Implications: Considering that the time involved in getting a clearance from CCI may span up to 7 months, there is likelihood that the information submitted along with the forms may become outdated or irrelevant at the time of actual grant of clearance. Further, there also remains possibility of change in market conditions / circumstances requiring parties to the combination withdraw their application. The current provisions relating to combinations under the Combination Regulations do not provide for withdrawal of application / updation of information in above circumstances.
ð Other key provisions
a. Single notification involving multiple tranches. The Combination Regulations clearly stipulate that where the ultimate intended effect of a business transaction is achieved by way of a series of steps or smaller individual transactions which are inter-connected or inter-dependent on each other, one or more of which may amount to a combination, a single notice, covering all these transactions, may be filed by the parties to the combination.

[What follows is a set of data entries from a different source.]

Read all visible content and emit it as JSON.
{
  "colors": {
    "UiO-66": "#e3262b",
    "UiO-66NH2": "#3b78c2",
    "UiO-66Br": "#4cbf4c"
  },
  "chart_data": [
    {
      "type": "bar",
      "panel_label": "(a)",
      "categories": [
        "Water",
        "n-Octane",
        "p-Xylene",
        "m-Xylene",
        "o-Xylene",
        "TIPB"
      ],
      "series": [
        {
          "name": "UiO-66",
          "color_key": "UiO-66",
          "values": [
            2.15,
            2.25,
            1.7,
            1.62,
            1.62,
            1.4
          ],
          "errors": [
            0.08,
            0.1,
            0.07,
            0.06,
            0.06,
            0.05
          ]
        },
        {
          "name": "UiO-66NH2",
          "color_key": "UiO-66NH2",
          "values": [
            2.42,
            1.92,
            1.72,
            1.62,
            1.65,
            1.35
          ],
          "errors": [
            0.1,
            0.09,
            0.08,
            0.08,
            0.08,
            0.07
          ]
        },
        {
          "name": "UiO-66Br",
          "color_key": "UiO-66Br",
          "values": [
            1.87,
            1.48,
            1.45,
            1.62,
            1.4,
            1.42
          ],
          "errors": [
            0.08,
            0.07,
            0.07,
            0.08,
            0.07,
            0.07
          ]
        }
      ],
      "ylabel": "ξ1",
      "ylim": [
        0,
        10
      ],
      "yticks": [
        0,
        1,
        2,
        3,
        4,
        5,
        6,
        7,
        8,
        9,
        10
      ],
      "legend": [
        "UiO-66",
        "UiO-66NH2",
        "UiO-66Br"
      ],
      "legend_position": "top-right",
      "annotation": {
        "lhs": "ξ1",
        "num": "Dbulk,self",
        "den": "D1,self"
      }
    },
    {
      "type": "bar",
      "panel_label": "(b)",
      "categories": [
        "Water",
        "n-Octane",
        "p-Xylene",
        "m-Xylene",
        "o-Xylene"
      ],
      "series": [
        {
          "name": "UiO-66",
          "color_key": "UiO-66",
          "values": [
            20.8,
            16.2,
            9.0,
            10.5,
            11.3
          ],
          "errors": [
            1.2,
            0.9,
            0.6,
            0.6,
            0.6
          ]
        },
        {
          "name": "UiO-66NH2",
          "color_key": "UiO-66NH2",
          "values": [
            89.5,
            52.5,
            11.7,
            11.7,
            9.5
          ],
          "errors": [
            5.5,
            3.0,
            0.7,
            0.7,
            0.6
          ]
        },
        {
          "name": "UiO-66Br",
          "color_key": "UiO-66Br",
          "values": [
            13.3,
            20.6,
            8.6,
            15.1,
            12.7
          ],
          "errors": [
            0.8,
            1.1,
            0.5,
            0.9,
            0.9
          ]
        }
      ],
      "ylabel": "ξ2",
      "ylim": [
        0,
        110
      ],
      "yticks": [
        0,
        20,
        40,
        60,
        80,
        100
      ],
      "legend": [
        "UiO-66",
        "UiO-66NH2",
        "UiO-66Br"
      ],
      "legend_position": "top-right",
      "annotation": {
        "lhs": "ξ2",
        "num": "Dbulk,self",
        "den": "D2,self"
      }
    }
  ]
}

b. Flexibility to follow accounting standards for disclosure of information in forms. As per the notes to the Forms to be filled for the purpose of the Combination Regulations, accounting standard as notified by the Government of India, from time to time, or the International Financial Reporting Standards or the US Generally Accepted Accounting Principles shall be followed for the purposes of computing figures (including turnover).
c. Joint ventures under Competition Act. The Combination Regulations do not provide any specific regulations/ guidelines governing joint ventures in India unlike anti-trust laws of other jurisdictions. Joint venture being highly flexible concept is increasingly becoming popular form of competitor collaboration and therefore is likely to attract the provisions relating to anti-competitive agreement, abuse of dominance and regulations of combinations and therefore specific guidance in relation to the same becomes important. However, joint ventures are listed as a defence to an anti competitive agreement in the event it increases efficiency.
d. Definition of enterprise. The definition of an ‘enterprise’ implies an ongoing entity and therefore new company may not specifically be classified as an enterprise under Section 5.
e. De-minimus provisions continue. It may be noted that vide its notification on March 4, 2011 the Government of India had exempted the acquisitions of small enterprises whose turnover is less than INR 7.5 billion (approx USD 167 million*) or whose assets value is less than INR 2.5 billion (approx USD 56 million*) from the definition of combination as defined under Section 5 of the Competition Act. However, it is still to be clarified as to whether or not this enterprise value is only limited to the assets/ turnover in India.Conclusion:
With the recent notification of the Combination Regulations, all the provisions of the Competition Act have finally been implemented - the process of which began almost a decade ago! This means all transactions, by whatever name called, will have to comply with the provisions of the Competition Act in order to avoid consequences of violation thereunder.
While there existed some jurisprudence on anti competitive and abuse of dominant position under the erstwhile anti-trust laws of India before their implementation, the same is not the case in relation to merger control. This will pose a challenge for both the competition law regulator and corporate India as merger control provisions may probably change the dynamics of doing transactions in India. While on the one hand the promising competition law regulator assures that combinations notified with them will be handled effectively, there remain concerns for the public at large as to whether the same will turn into another department monopolized by bureaucrats and red tapism.
1 A party to the combination shall be deemed to be predominantly engaged in export of goods or services from India if at least seventy five percent (75%) of the turnover of the party to the combination is derived from exports out of India.